LOL ok /rant off >; )

... said...

Thanks for the reminder. I would state that the FIT stat is no longer important - being a flipper within a year window meant paying the full income tax burden on the gain, after 2 years it was possibly sheltered - doesn't matter in a loss anyway, unless its a business, but hard to prove when your loan docs say otherwise! duh.

Josh said...

I would state that the FIT stat is no longer important -

I agree, for now. In the future, the FIT will serve as a proxy for REOs hitting the market. I'm still calculating and reporting it as a way to show the lack of REO listings...

Any sudden spike in flipper/FIT listings will indicate an influx of REO listings...

Josh said...

Max developed SITs because FITs were declining due to the window, which was a false indicator of an improving market.

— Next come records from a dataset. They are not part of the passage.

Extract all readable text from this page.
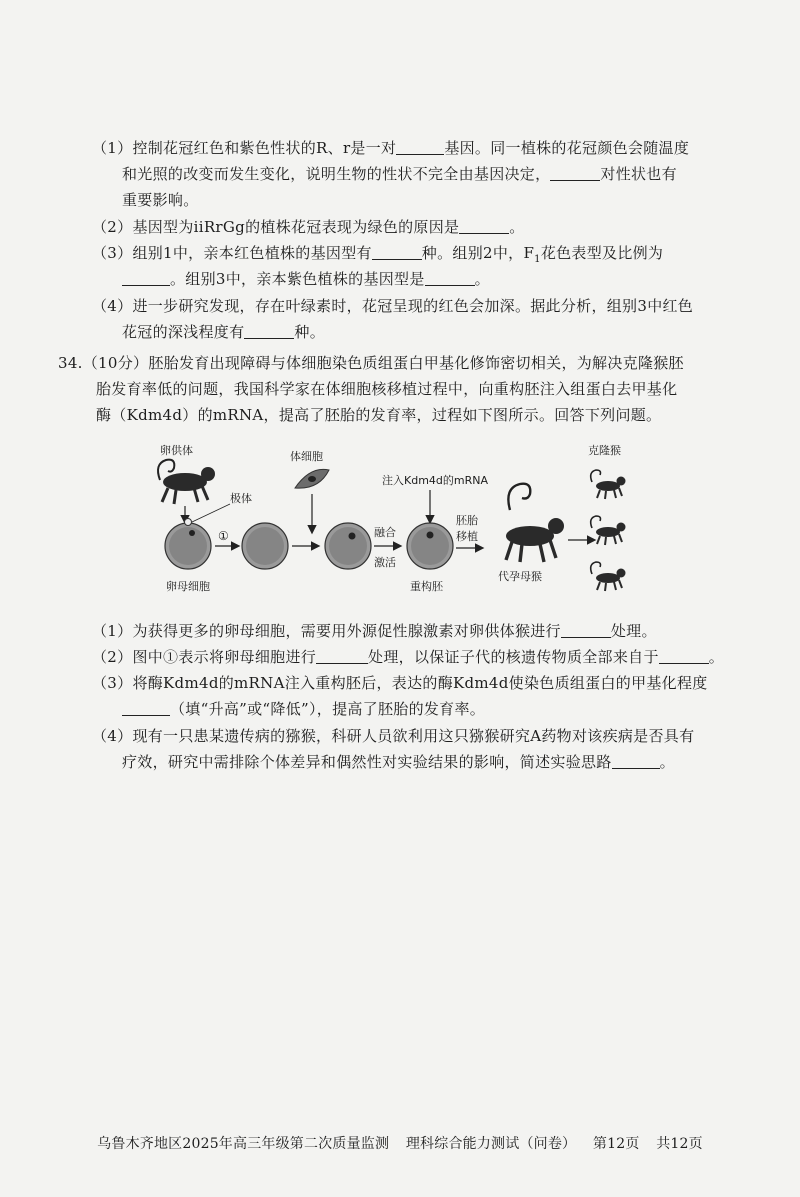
（1）控制花冠红色和紫色性状的R、r是一对	基因。同一植株的花冠颜色会随温度
和光照的改变而发生变化，说明生物的性状不完全由基因决定，	对性状也有
重要影响。
（2）基因型为iiRrGg的植株花冠表现为绿色的原因是	。
（3）组别1中，亲本红色植株的基因型有	种。组别2中，$F_1$花色表型及比例为
。组别3中，亲本紫色植株的基因型是	。
（4）进一步研究发现，存在叶绿素时，花冠呈现的红色会加深。据此分析，组别3中红色
花冠的深浅程度有	种。
34.（10分）胚胎发育出现障碍与体细胞染色质组蛋白甲基化修饰密切相关，为解决克隆猴胚
胎发育率低的问题，我国科学家在体细胞核移植过程中，向重构胚注入组蛋白去甲基化
酶（Kdm4d）的mRNA，提高了胚胎的发育率，过程如下图所示。回答下列问题。
卵供体
极体
卵母细胞
①
体细胞
融合
激活
注入Kdm4d的mRNA
重构胚
胚胎
移植
代孕母猴
克隆猴
（1）为获得更多的卵母细胞，需要用外源促性腺激素对卵供体猴进行	处理。
（2）图中①表示将卵母细胞进行	处理，以保证子代的核遗传物质全部来自于	。
（3）将酶Kdm4d的mRNA注入重构胚后，表达的酶Kdm4d使染色质组蛋白的甲基化程度
（填“升高”或“降低”），提高了胚胎的发育率。
（4）现有一只患某遗传病的猕猴，科研人员欲利用这只猕猴研究A药物对该疾病是否具有
疗效，研究中需排除个体差异和偶然性对实验结果的影响，简述实验思路	。
乌鲁木齐地区2025年高三年级第二次质量监测 理科综合能力测试（问卷） 第12页 共12页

I would like to correct one slight misconception here. As noted in my August 26 post the FIT definition was refined to include "somebody who listed a house for less than what they paid within the last two years, even if the listing continues after the two-year cutoff."

This change means that the decrease in FIT listings is not due to a conversion into SITs, but the removal of the FIT listings from the MLS (or an increase in their listing price putting them out of FIT range). They're either selling (not likely), increasing in price (even less likely), expiring and not re-listing (possible), or going back to the bank as REO (likely).

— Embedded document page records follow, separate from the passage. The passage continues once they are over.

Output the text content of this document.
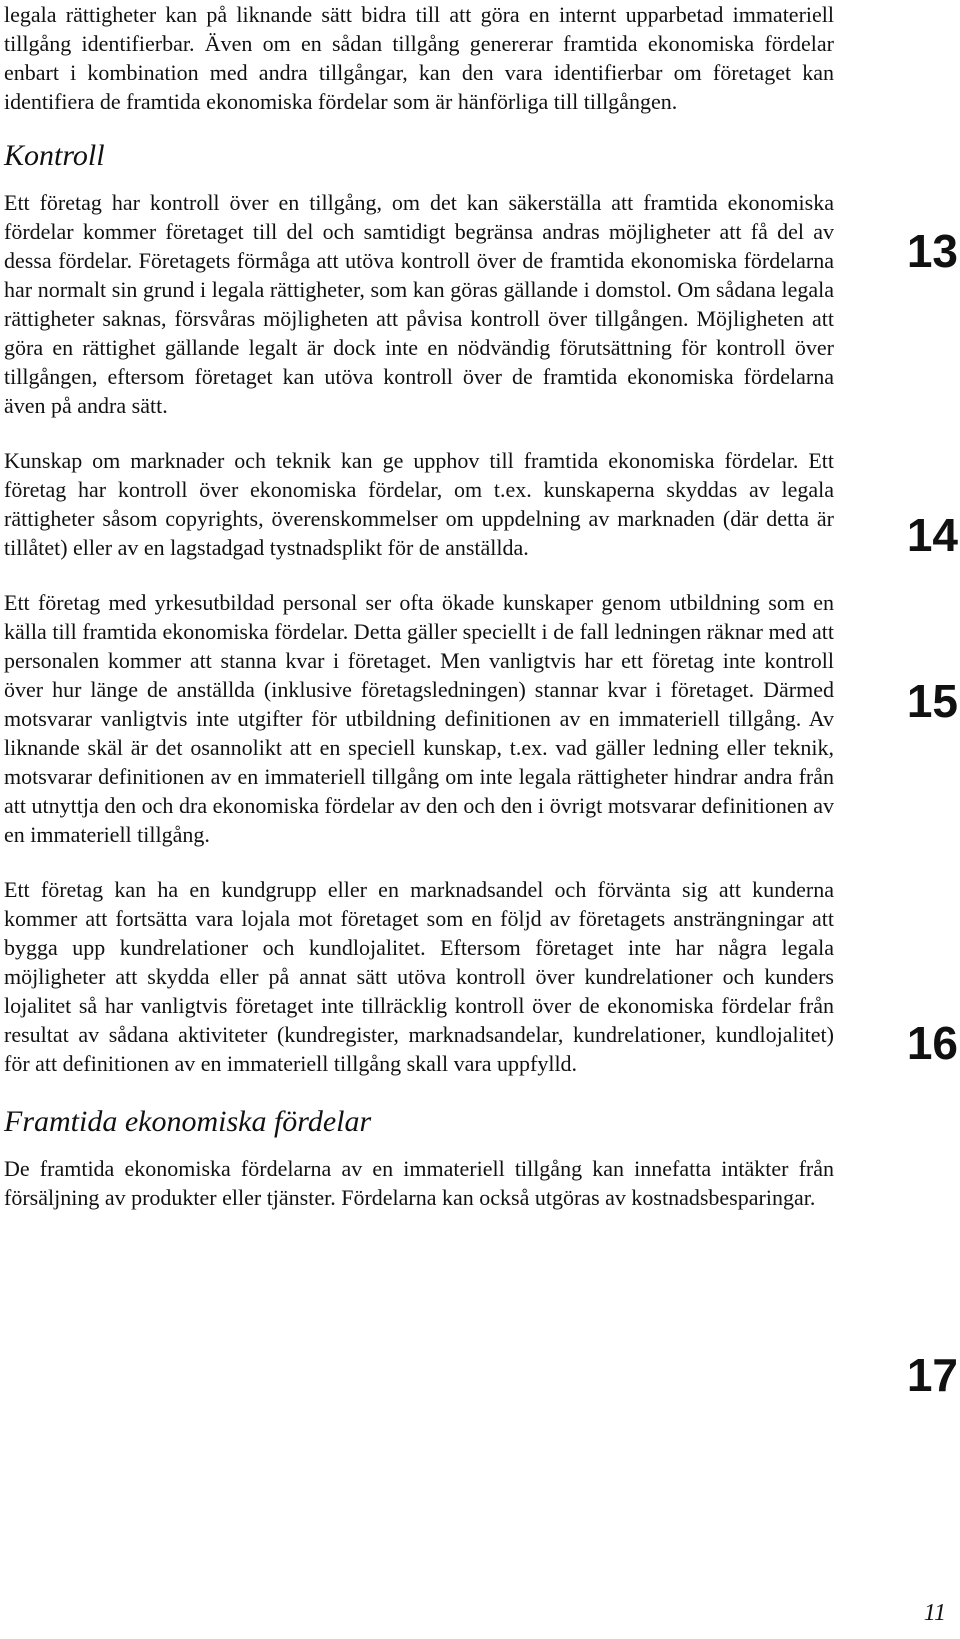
legala rättigheter kan på liknande sätt bidra till att göra en internt upparbetad immateriell tillgång identifierbar. Även om en sådan tillgång genererar framtida ekonomiska fördelar enbart i kombination med andra tillgångar, kan den vara identifierbar om företaget kan identifiera de framtida ekonomiska fördelar som är hänförliga till tillgången.

Kontroll

Ett företag har kontroll över en tillgång, om det kan säkerställa att framtida ekonomiska fördelar kommer företaget till del och samtidigt begränsa andras möjligheter att få del av dessa fördelar. Företagets förmåga att utöva kontroll över de framtida ekonomiska fördelarna har normalt sin grund i legala rättigheter, som kan göras gällande i domstol. Om sådana legala rättigheter saknas, försvåras möjligheten att påvisa kontroll över tillgången. Möjligheten att göra en rättighet gällande legalt är dock inte en nödvändig förutsättning för kontroll över tillgången, eftersom företaget kan utöva kontroll över de framtida ekonomiska fördelarna även på andra sätt.

Kunskap om marknader och teknik kan ge upphov till framtida ekonomiska fördelar. Ett företag har kontroll över ekonomiska fördelar, om t.ex. kunskaperna skyddas av legala rättigheter såsom copyrights, överenskommelser om uppdelning av marknaden (där detta är tillåtet) eller av en lagstadgad tystnadsplikt för de anställda.

Ett företag med yrkesutbildad personal ser ofta ökade kunskaper genom utbildning som en källa till framtida ekonomiska fördelar. Detta gäller speciellt i de fall ledningen räknar med att personalen kommer att stanna kvar i företaget. Men vanligtvis har ett företag inte kontroll över hur länge de anställda (inklusive företagsledningen) stannar kvar i företaget. Därmed motsvarar vanligtvis inte utgifter för utbildning definitionen av en immateriell tillgång. Av liknande skäl är det osannolikt att en speciell kunskap, t.ex. vad gäller ledning eller teknik, motsvarar definitionen av en immateriell tillgång om inte legala rättigheter hindrar andra från att utnyttja den och dra ekonomiska fördelar av den och den i övrigt motsvarar definitionen av en immateriell tillgång.

Ett företag kan ha en kundgrupp eller en marknadsandel och förvänta sig att kunderna kommer att fortsätta vara lojala mot företaget som en följd av företagets ansträngningar att bygga upp kundrelationer och kundlojalitet. Eftersom företaget inte har några legala möjligheter att skydda eller på annat sätt utöva kontroll över kundrelationer och kunders lojalitet så har vanligtvis företaget inte tillräcklig kontroll över de ekonomiska fördelar från resultat av sådana aktiviteter (kundregister, marknadsandelar, kundrelationer, kundlojalitet) för att definitionen av en immateriell tillgång skall vara uppfylld.

Framtida ekonomiska fördelar

De framtida ekonomiska fördelarna av en immateriell tillgång kan innefatta intäkter från försäljning av produkter eller tjänster. Fördelarna kan också utgöras av kostnadsbesparingar.

13
14
15
16
17
11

I expect a resurgence in FIT listings as the banks dump REO in order to raise cash.

Mike said...


It looks like my low ball offer of $118/sq ft has been rejected. I guess we are not at 2001 pricing yet.

No problem, I can wait. I am sure they will accept $120/sq ft range next year.

Gwynster said...

in my 'hood, we've gone from 275+ sqft to 180. Can't wait to see what next year brings.

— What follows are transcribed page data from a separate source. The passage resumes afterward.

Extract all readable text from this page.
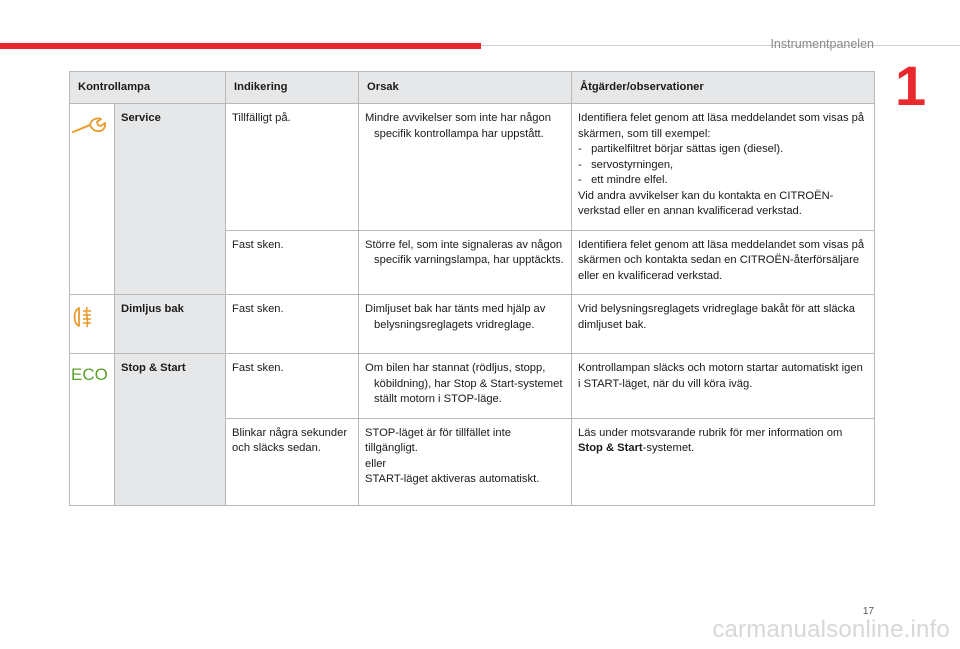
Instrumentpanelen
1
Kontrollampa		Indikering	Orsak	Åtgärder/observationer
	Service	Tillfälligt på.	Mindre avvikelser som inte har någon specifik kontrollampa har uppstått.	Identifiera felet genom att läsa meddelandet som visas på skärmen, som till exempel:
-   partikelfiltret börjar sättas igen (diesel).
-   servostyrningen,
-   ett mindre elfel.
Vid andra avvikelser kan du kontakta en CITROËN-verkstad eller en annan kvalificerad verkstad.

		Fast sken.	Större fel, som inte signaleras av någon specifik varningslampa, har upptäckts.	Identifiera felet genom att läsa meddelandet som visas på skärmen och kontakta sedan en CITROËN-återförsäljare eller en kvalificerad verkstad.
	Dimljus bak	Fast sken.	Dimljuset bak har tänts med hjälp av belysningsreglagets vridreglage.	Vrid belysningsreglagets vridreglage bakåt för att släcka dimljuset bak.

ECO	Stop & Start	Fast sken.	Om bilen har stannat (rödljus, stopp, köbildning), har Stop & Start-systemet ställt motorn i STOP-läge.	Kontrollampan släcks och motorn startar automatiskt igen i START-läget, när du vill köra iväg.
		Blinkar några sekunder och släcks sedan.	STOP-läget är för tillfället inte tillgängligt.
eller
START-läget aktiveras automatiskt.	Läs under motsvarande rubrik för mer information om Stop & Start-systemet.
17
carmanualsonline.info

One thing I have noticed is that a lot of what is coming off the MLS even at low prices isn't selling. I have a list of MLS# going back to Fall 05 and very little inventory changed hands. So never assume that just because it dissappeared off the list that a knifecatcher saved someone's day. Often it magically appeared as a REO in 7 mos time.

smf said...

I have started to see houses in nicer areas going to about 2004 prices or less.

Saw a house in GR that is listed below its 2005 price. We could get it for $55K below its 2005 purchase price, and the house did have some renovations.

There is another house in EDH that is stuck a little bit higher than its 2003 purchase price.

Anonymous said...
This comment has been removed by a blog administrator.
W.C. Varones said...

San Francisco Countrywide employees get a memo from Mozilo.

Anonymous said...

Mike, you're better off getting rejected - no sense catching a falling knife. We'll be lucky if the RE market bottoms at 1998 prices. Those that think that fundamental values are roughly equal to 2001 values are 100% right, but they are also forgetting about the collateral damage inflicted by the bursting of the great credit bubble. Thanks to HeliBen and the rest of the pigmen, GD2/WW3 is now a virtual certainty and likely we won't be thinking about RE in a couple of years.

Too bad to, because I really wanted to come in with a strong vulture-cash position in a few years but now it really doesn't matter.

Great blog Max and AB, btw.

Mike said...


I know I am catching a falling knife buying at this point. However, if I can pick up a house at 2001 price, it still would make sense for me since I cashed out my home at 2005 prices (Sold my home at $260 /sq ft) and therefore if I buy at $120 /sq ft it still is a pretty good deal even if prices continue to fall. If I purchase a home now at $120/sq ft, I still will have good amount of cash left over from the profit I made on my house sale and interests earned (and profit from home builder stocks I shorted) for three years. So it makes sense for me to buy now if a good deal pop up, especially since I have two young kids and I am getting tired of renting. It depends on individual situation I think.

Now,if you believe prices could fall back to 1998 levels (I purchased a home in 1999 at $90 /sq ft) then I'll have a chance to purchase a second house with money left over and become a rental home landlord. That is with a positive cash flow, right off the bat!!! Not a bad deal I think.